Over half a million Facebook users access the site via their smart phone and with location based services, the site is able to tell us where we are and in turn you share it with your network. However, if your privacy and security settings are not up to date, your wall may be visible to opportunists looking for an empty house, or a parked up car upon which to prey. Similarly, we all collect so-called friends on Facebook and get followed by relative strangers on Twitter, so your network of friends may not be as safe as you fist presume. It's becoming increasingly clear that posting your whereabouts poses a significant risk.

Increasingly we are hearing of how people are unfortunate enough to be broken into whilst they were on holiday, and we learn that the opportunists are using more sophisticated methods to target empty houses. Checking Facebook and Twitter updates by people leaving their home for a period of time has become an easy way to mark potential locations. Twitter especially can present a higher risk as anyone can follow your updates and know your whereabouts, even an innocent tweet about a conference you are at, or you are at work immediately highlights the fact that you are out of the house.

So the next time when you check into Dublin Airport, moan about the traffic on the road on the way to work, or say that you are an event, you may think twice before tweeting or sharing that you are there. Not only are you making your friends envious if you are heading abroad, but you may be exposing your travel plans and daily movements to anyone who follows your social profiles.

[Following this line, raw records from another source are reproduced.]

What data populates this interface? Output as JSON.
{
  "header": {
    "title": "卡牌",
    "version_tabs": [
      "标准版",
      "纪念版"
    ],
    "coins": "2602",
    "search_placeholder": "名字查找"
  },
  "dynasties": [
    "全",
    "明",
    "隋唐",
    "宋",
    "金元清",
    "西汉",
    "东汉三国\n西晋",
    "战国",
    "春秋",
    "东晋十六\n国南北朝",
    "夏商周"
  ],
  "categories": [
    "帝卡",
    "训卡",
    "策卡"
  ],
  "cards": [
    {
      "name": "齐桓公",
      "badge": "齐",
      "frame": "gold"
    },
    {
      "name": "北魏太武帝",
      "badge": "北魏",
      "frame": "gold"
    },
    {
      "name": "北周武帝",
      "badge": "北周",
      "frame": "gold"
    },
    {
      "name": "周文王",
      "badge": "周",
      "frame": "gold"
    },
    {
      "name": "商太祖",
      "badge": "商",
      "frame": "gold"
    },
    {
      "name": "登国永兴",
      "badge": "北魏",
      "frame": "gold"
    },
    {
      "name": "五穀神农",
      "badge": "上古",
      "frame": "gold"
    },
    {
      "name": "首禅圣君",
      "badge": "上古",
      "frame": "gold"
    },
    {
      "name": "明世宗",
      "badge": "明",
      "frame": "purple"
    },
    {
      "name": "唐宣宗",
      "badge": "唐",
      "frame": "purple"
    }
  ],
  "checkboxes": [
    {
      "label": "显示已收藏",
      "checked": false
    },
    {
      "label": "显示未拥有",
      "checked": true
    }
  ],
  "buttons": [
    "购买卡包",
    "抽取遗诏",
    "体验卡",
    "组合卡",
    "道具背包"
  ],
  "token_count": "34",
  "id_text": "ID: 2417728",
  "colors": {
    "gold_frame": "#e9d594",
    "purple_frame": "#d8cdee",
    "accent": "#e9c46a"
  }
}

Remember a few essential tips to secure your home before you leave for one day or two weeks:

  • Use your house alarm, this acts as a great deterrent to burglars.
  • Let your neighbours know that you intend to be away and if possible get one of them to check your house regularly.
  • Ensure all windows and doors are securely locked and no keys are on display through windows and doors.
  • Ensure personal high value items like laptops are out of sight.
  • User timers for a few lamps to come on at night and off again in the morning to make it appear to be someone home.
  • It's good to share your live with friends and family via social media but keep essential travel plans out of the public domain, even when you are away.
  • Ensure your privacy settings on social media networks are set as high as possible.